Sunday, March 22, 2009

Goodbye.

So, I've been thinking about this for a while... and I'm starting the process of getting rid of anything/everything that doesn't meet the standards of God.
Such as I'm getting rid of a lot of music.

(Luke 14:33 (New International Version)
33In the same way, any of you who does not give up everything he has cannot be my disciple.)


I'm in a really good mood. I'm just so thankful that I have God and I'm finally trying to do everything I can to get closer to him.

So, I don't think I got the Chick-Fil-A job, I haven't gotten the call, but I have a gut feeling it's not for me, not this time. I have plans this summer. I know more than anything that I wan't/need to be volunteering for Camp Agape this summer. And my family is thinking about going to Texas to visit family I haven't seen in at least 5 years. I may be wrong, but I know it's Gods will so I'm no worried.

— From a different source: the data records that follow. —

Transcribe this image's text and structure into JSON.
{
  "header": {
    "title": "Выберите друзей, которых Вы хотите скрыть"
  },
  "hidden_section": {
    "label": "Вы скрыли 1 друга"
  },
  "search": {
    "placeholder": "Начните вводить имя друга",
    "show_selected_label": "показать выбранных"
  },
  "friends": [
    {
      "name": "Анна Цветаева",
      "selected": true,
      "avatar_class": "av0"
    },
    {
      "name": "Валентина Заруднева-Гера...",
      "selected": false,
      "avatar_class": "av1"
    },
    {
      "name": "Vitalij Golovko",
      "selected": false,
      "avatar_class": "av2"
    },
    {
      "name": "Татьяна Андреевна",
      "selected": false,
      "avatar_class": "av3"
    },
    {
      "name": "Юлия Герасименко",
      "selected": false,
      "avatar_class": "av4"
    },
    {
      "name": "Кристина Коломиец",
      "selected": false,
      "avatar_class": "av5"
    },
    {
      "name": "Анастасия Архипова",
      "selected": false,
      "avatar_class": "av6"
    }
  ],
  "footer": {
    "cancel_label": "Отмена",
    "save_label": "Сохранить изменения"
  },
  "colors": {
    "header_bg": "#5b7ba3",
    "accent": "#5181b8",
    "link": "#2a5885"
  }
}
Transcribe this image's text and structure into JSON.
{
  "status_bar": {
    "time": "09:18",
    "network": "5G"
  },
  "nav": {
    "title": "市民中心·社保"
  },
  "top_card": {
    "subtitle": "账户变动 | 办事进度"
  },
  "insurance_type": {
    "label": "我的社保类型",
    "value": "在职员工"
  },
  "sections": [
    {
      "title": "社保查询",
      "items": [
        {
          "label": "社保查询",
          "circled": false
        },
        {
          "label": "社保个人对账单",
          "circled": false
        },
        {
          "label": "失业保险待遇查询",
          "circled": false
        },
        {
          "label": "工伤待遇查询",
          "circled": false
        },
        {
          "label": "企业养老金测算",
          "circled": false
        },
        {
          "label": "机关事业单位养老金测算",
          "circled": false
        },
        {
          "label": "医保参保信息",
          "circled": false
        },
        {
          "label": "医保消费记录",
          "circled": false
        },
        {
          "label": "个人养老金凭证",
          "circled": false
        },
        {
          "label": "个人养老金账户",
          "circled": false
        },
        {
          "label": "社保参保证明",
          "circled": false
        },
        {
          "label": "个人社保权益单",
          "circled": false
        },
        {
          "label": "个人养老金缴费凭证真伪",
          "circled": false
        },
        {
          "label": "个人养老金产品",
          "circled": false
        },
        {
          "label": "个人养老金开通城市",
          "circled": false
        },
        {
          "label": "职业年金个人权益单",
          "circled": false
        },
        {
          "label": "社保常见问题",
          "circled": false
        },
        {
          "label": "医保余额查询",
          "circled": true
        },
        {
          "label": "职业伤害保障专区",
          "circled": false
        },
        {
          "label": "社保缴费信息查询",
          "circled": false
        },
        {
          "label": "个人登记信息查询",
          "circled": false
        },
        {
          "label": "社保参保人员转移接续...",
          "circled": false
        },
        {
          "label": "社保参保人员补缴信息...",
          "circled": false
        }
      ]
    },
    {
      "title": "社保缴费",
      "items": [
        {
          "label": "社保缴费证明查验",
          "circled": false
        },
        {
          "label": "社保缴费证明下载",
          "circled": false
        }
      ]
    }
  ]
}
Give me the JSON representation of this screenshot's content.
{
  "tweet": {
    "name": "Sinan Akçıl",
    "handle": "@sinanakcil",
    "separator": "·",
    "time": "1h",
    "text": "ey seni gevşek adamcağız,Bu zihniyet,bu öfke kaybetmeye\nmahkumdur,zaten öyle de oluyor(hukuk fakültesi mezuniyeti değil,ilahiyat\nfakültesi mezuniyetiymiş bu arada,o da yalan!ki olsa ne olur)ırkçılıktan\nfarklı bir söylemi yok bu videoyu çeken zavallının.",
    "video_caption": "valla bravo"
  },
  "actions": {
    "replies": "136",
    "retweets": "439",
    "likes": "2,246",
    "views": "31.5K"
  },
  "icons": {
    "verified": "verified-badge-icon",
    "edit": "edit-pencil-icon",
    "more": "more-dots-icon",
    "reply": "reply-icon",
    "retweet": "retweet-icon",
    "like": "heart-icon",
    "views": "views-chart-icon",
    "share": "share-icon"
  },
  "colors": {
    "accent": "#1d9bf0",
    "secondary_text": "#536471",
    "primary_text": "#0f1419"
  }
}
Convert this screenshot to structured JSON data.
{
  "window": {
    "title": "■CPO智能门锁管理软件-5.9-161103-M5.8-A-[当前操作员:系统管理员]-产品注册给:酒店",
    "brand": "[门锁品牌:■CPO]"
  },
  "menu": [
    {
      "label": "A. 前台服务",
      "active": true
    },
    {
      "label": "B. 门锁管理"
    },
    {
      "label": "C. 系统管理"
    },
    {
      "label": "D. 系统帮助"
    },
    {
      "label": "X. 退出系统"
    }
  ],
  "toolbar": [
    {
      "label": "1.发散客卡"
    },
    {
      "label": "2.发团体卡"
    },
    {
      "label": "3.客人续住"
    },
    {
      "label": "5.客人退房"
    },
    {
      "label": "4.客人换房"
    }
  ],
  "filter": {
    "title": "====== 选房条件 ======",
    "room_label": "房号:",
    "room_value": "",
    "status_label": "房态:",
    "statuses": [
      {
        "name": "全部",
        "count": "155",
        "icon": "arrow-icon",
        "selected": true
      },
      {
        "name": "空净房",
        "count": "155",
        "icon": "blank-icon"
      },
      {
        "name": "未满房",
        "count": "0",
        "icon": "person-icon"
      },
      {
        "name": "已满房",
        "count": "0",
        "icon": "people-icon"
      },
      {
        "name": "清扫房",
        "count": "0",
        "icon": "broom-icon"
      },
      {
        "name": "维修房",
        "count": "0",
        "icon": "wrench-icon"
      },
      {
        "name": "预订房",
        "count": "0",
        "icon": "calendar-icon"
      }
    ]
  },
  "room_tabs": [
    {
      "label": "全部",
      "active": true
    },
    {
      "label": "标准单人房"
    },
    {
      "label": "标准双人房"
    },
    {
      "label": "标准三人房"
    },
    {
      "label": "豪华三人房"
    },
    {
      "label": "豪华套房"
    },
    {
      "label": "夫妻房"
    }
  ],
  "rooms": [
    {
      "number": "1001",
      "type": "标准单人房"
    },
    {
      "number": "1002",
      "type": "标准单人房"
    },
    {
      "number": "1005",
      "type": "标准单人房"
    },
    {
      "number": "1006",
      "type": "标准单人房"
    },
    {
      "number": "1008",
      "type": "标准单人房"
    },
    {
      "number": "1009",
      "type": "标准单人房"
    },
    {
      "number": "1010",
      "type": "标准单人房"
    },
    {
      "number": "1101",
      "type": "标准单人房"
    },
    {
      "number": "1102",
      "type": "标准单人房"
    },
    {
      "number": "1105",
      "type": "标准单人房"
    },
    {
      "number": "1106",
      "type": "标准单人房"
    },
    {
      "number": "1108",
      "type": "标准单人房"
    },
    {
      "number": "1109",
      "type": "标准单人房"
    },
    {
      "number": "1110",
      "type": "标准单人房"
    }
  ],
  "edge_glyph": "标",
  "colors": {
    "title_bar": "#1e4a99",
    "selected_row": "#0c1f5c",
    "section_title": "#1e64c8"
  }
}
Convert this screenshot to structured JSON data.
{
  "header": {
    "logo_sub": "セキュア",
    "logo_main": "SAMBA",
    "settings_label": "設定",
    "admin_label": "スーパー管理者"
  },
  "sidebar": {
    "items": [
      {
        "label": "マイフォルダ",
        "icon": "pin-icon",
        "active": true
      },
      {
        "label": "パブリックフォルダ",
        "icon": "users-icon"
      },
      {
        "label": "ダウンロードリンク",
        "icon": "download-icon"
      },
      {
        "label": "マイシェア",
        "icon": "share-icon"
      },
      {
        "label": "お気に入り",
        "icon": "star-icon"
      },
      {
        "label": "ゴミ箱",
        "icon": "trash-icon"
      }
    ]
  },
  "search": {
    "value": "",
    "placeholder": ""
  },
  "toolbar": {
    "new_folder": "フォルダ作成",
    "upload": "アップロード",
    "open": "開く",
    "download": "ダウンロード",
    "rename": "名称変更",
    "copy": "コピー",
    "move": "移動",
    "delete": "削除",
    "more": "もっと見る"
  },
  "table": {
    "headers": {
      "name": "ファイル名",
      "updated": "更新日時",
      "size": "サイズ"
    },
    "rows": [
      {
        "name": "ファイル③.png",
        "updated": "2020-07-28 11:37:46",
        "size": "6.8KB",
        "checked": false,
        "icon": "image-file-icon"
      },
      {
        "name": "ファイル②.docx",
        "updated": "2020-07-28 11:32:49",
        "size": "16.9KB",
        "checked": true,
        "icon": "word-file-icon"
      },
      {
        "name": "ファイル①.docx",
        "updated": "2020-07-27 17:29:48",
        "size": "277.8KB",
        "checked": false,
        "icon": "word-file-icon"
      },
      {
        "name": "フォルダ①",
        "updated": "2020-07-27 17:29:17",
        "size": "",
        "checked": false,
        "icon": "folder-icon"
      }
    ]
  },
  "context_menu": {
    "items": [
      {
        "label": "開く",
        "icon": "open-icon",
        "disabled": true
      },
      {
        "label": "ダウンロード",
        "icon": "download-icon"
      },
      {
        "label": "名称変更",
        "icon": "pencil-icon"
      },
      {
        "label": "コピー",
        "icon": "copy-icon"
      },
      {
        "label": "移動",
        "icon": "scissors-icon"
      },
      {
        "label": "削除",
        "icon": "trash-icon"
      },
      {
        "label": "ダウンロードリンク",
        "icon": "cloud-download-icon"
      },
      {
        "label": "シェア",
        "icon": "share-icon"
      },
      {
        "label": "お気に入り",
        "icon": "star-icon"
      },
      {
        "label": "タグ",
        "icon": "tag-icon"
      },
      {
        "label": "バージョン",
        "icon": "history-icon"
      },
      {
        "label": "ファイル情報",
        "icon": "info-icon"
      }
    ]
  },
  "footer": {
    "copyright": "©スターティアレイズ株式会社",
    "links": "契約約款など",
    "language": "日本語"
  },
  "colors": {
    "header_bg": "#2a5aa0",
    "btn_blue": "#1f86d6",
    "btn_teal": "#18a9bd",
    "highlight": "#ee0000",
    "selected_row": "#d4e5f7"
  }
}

Mark 16:15-18 (New International Version)
15He said to them, "Go into all the world and preach the good news to all creation. 16Whoever believes and is baptized will be saved, but whoever does not believe will be condemned. 17And these signs will accompany those who believe: In my name they will drive out demons; they will speak in new tongues; 18they will pick up snakes with their hands; and when they drink deadly poison, it will not hurt them at all; they will place their hands on sick people, and they will get well."

Monday, March 16, 2009

Well, it's been a while.

... Yeah.

I don't know.



I've gotten a lot closer to God in the past few months, more than ever. And I'm truly trying. I finally get the whole, 'your nothing, with out christ thing.' Because everyday I get to some moment where I'm like, 'I can do this.' Then I have to remind myself 'I can do this, through Christ.' Or that point in the day, [usually in the morning] where I feel like crap. And I'm like, 'I am nothing.' And then I have to remind myself that God makes me strong. It's true that with out him I am nothing. I am weak. I am just like the dust in the wind. But with him I am stronger than anyone. Than any force. So, daily I've been reminding myself of Gods love.

I've been going to this group called Life Hurts, God Heals with a few of my friends [Leslie & Amanda] on sunday nights for a few weeks now. And the first time I went there I didn't think I belonged there, I was too 'ahead' of the others. But I stopped myself and reminded myself that God had me there for a reason. So, I continued going. I enjoy it more than anything. Not only for my relationships that have grown [Amanda & Leslie] but also meeting all the people there. It's weird how being in a group like that can bring up all these weird emotions you didn't know we're there.

It's so weird. Getting closer to God. On the 26th of this month it will have been 3 months since I've rededicated myself to God. And these have been the hardest, easiest, and happiest months of my life. I find myself questioning everything. What I'm doing, what others are doing, what I say, who I hang out with... which is hard at times. To monitor everything. But these past few months have been amazingly easy also... It's just realizing that God has always been there for me. And I've never been so happy, as I am now. The only thing that irks me beyond belief is seeing so many people. People I love, and thinking about whether their saved or not. If I've witnessed to them. It just bothers me so much. Especially knowing that you might have hindered someones progress at some point. I don't know.

Tomorrow I have my first interview. I'm totally freaking out inside. I have no clue what to wear, I have no clue what they'll ask, or if I'll get the job. Which I guess is all pretty much usual. It just... feels weird applying for a job. I've always done things later than everyone else. I'm about to turn 17 and I'm just now going out for a job...but my best fried isn't even 16 and she's applying for the same job. My entire life I've gone at a slower pace than others, and it just has annoyed me my entire life. But I'm not sure if it's such a bad thing now.. It either means I don't go for things, or that I think on things before I act.

It's weird that now I'm getting closer to God everything else has less importance. I used to live for writing. It was the only thing that kept me going. Writing stories, poems, songs. But now I don't need to write at all, I find it more soothing to read the bible. I'm constantly reading the bible... trying to find an answer. I know Gods the answer. But I mean, the answers to my questions, my faults, my future. My pastor once said that a lot of people say that God is directing them to be a pastor or whatever but you don't really know for sure until they are a pastor and you see their work and if it changes lives, and if it's Gods work. I've felt God telling me I need to serve others. I think thats obvious since I just want to volunteer for camps and things, but I've felt this need to teach Gods word. I don't know if I'll try and become a pastor, or whatever that takes. Because part of me is still trying to find something, anything else that I'm supposed to do. But since I've started following God completely, nothing means half of what it used to. And nothing gives me the joy God does, or learning and telling others about him does.



John 14:27 (NIV) 27 Peace I leave with you; my peace I give you. I do not give to you as the world gives. Do not let your hearts be troubled and do not be afraid.